CREAMY AVOZPACHO SOUP: A keto vitamix chilled soup recipe

This is a must try for avocado lovers.  It's great for eating on hot summer days and requires NO COOKING! Yay! It is fast to make too. 
We have been in a heatwave for a long time in Pennsylvania.  This is a great cold and refreshing soup that lasts several days in the refrigerator. 

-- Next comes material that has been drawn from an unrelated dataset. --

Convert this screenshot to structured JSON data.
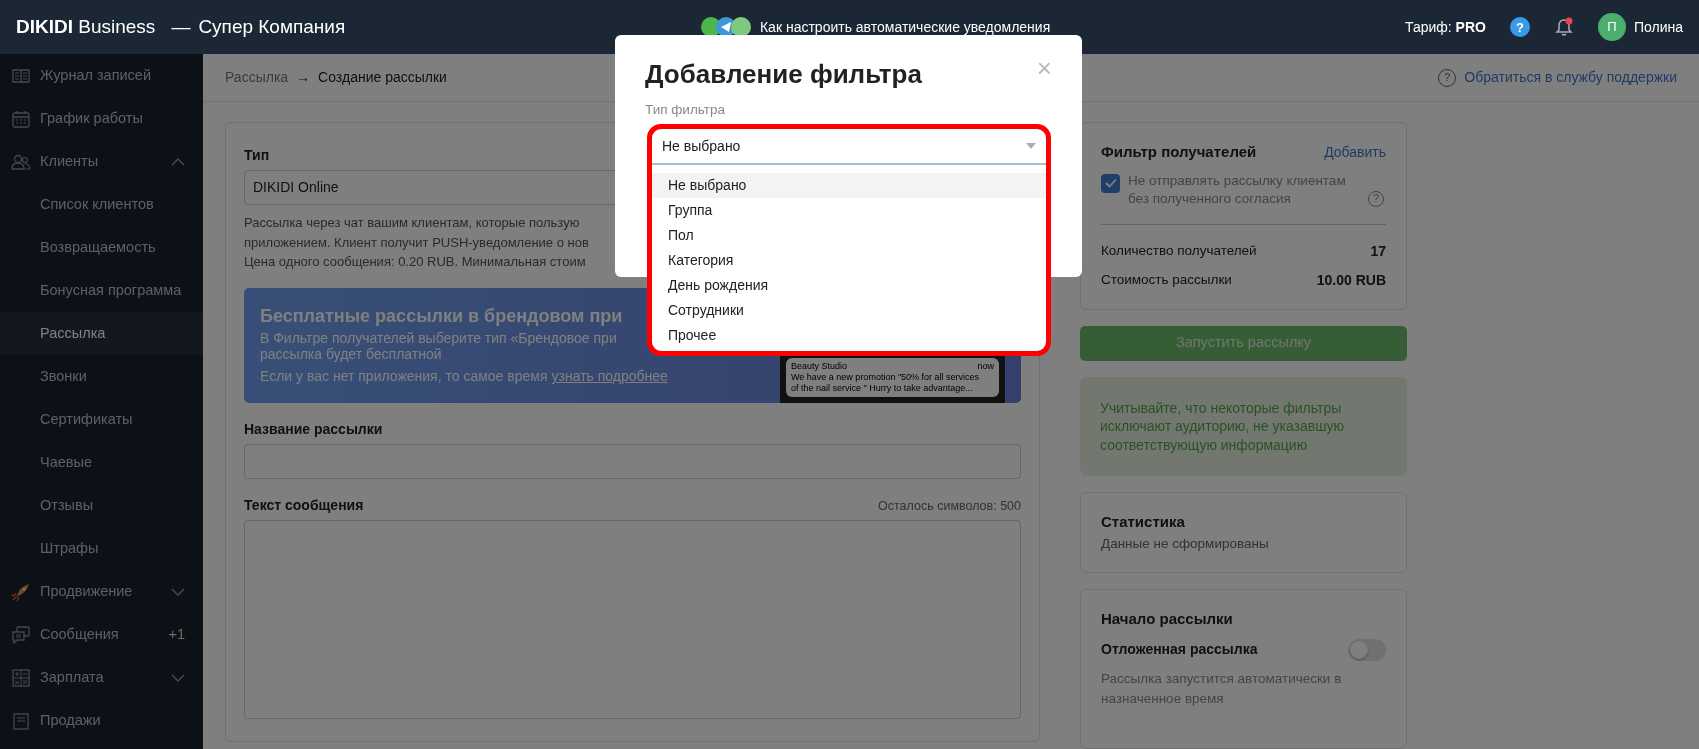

This is not a science.  Basically, you start with one avocado per cup of bone broth, go ahead and thin it up with more bone broth too. You can add any ingredient ratio, depending on your liking.  Do not omit the lime juice, as it keeps it from browning for several days.

2 Avocados
2 C bone broth
Juice of one lime
3 cloves garlic
1 small red onion, diced
1 med cucumber, diced
2 poblano peppers, cleaned and diced 
1 cup diced tomatoes (I use grape or plum, chopped) 
1 stalk celery, diced
dash of cilantro
salt and pepper
Put the avocados, bone broth, lime juice and garlic in the Vitamix (or ninja or another high-speed blender) and take it for a spin until smooth.
If you want it thinner, add more broth or even water or ice cubes.

Pour into a storage vessel (I use an 8 cup canning jar, it sits nicely in the fridge and doesn't take up as much room as a bowl would).

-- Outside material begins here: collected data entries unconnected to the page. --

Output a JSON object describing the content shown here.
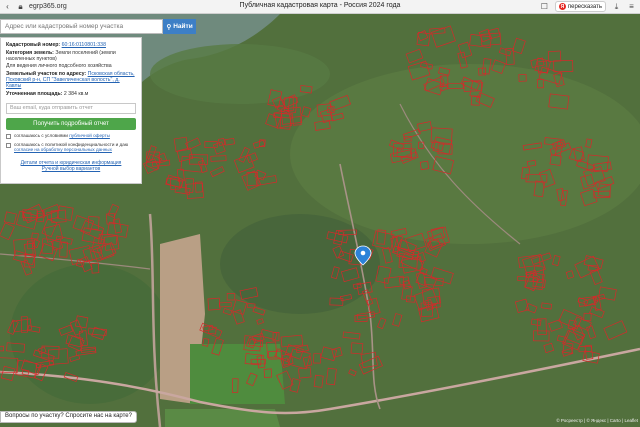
{
  "browser": {
    "url": "egrp365.org",
    "title": "Публичная кадастровая карта - Россия 2024 года",
    "translate_label": "пересказать",
    "icons": [
      "back-icon",
      "lock-icon",
      "bookmark-icon",
      "download-icon",
      "menu-icon"
    ]
  },
  "search": {
    "placeholder": "Адрес или кадастровый номер участка",
    "button_label": "Найти"
  },
  "panel": {
    "cadastral_label": "Кадастровый номер:",
    "cadastral_value": "60:16:0110801:338",
    "category_label": "Категория земель:",
    "category_value": "Земли поселений (земли населенных пунктов)",
    "use_value": "Для ведения личного подсобного хозяйства",
    "address_label": "Земельный участок по адресу:",
    "address_value": "Псковская область, Псковский р-н, СП \"Завеличенская волость\", д. Кавлы",
    "area_label": "Уточненная площадь:",
    "area_value": "2 384 кв.м",
    "email_placeholder": "Ваш email, куда отправить отчет",
    "report_button": "Получить подробный отчет",
    "consent_1a": "соглашаюсь с условиями",
    "consent_1b": "публичной оферты",
    "consent_2a": "соглашаюсь с политикой конфиденциальности и даю",
    "consent_2b": "согласие на обработку персональных данных",
    "details_link": "Детали отчета и юридическая информация",
    "manual_link": "Ручной выбор вариантов"
  },
  "map": {
    "ask_label": "Вопросы по участку? Спросите нас на карте?",
    "attribution": "© Росреестр | © Яндекс | Carto | Leaflet"
  },
  "colors": {
    "accent": "#3d7fc6",
    "report_button": "#4ea64a",
    "parcel_border": "#d42a2a",
    "marker": "#2c82d8",
    "road": "#c9a7a0"
  }
}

Add your chopped veggies and spices.
Chill and enjoy

I use my manual food processor to chop the veggies because I have more control over the size in there.  The food processor and Vitamix always end up too un-uniform and or too small. I use this thing almost daily in my kitchen.

I have had this last three days in the refrigerator without getting brown, It may last even longer, but we eat it to fast to know if it lasts longer.

I jar some up in small jars to take to work.